The 10.34 km2 town has a population (2025) of and a population density of 1428 PD/km2. The entire municipality has about 18,700 residents (2019), so Leirvik has about 75% of the total population of the municipality. Leirvik is also the largest urban area that is located in a municipality where Nynorsk is the preferred language form.

==Transportation==
The town lies along the European route E39 highway, just east of the Stord Bridge which is part of the Triangle Link which connects a number of islands to the mainland via road bridges and an undersea tunnel. There is a ferry quay at Skjersholmane in the western part of the town which has regular ferry connections to the nearby islands of Halsnøya, Fjelbergøya, and Borgundøya which lie to the east in the Hardangerfjorden. A regular ferry connection to the nearby island of Huglo departs just north of Leirvik at the quay at Jektavik. In the main harbour of Leirvik, there are several daily express boat departures to nearby islands of Halsnøy, Fjellbergøy and Borgundøy as well as the villages of Husnes, Skånevik and Ølen and the county capital of Bergen. Stord Airport is located approximately 12 km west of Leirvik center close to the village of Sagvåg. From the main bus terminal of Leirvik, there are local buses, as well as regional express buses towards Bergen to the north and Stavanger to the south.

==Media==
The newspaper Sunnhordland is published in Leirvik, as well as the online newspaper Stord24. NRK also has a local office in Leirvik.

==Name==
Confusingly, when Stord Municipality declared that the urban area of Leirvik was a town in 1997, they decided to name the town "Stord", with the village of Leirvik being the central part of the town.
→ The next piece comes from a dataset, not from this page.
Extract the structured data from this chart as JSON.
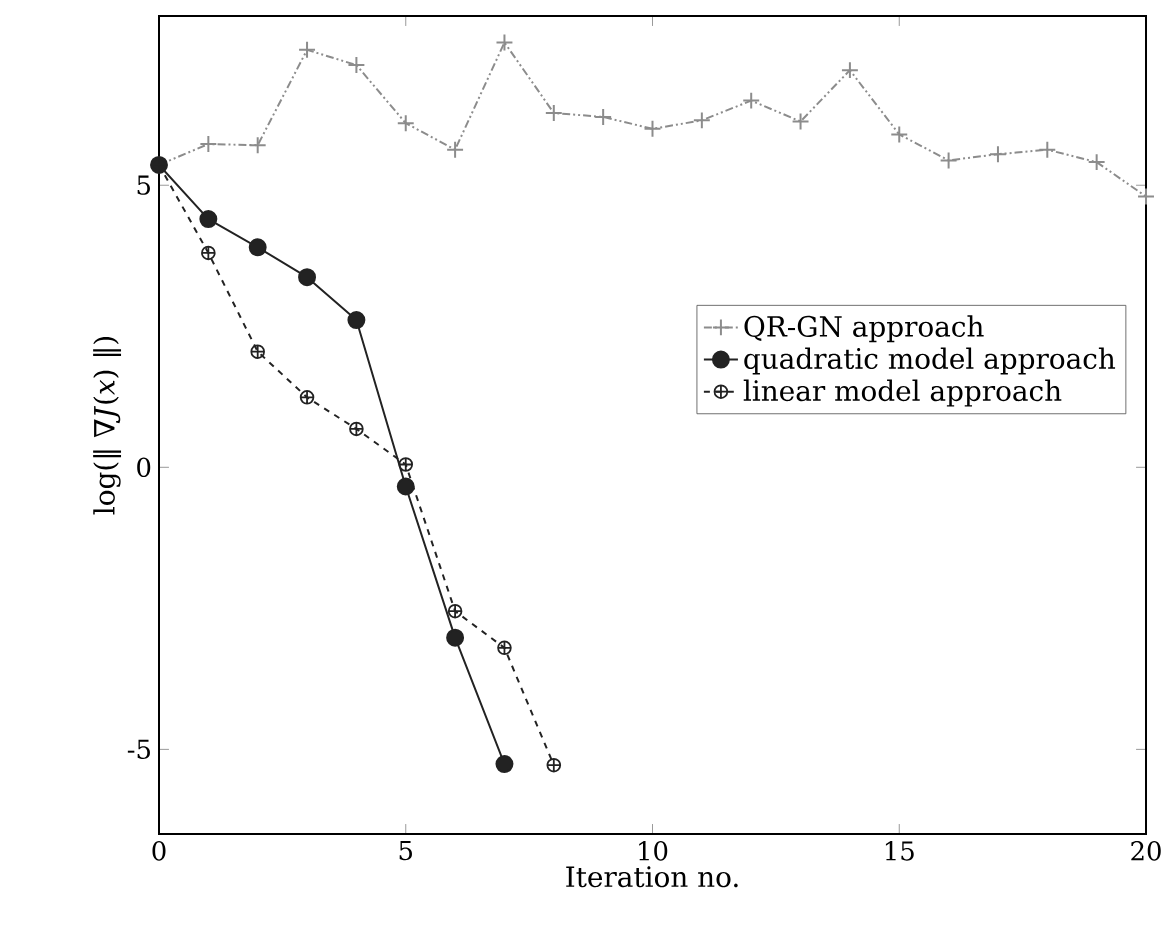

This was done because the Norwegian government required a populated place to have at least 5,000 residents in order to be called a town. Leirvik alone did not have enough residents unless the whole surrounding areas were also included, so the name "Stord" would represent the whole area. Even though this is the official name, the public acceptance of this has been minimal and controversial, and the name of the urban community remains "Leirvik".

The name Leirvik (Leirvík) translates into "clay bay". The name is derived from the Old Norse words leira which means "clay" and vík which means "bay". The name comes from the high concentration of clay in the ground. The locals often colloquially refer to Leirvik by the name "Vikjo", meaning "the bay" in local dialect, rather than "Leirvik".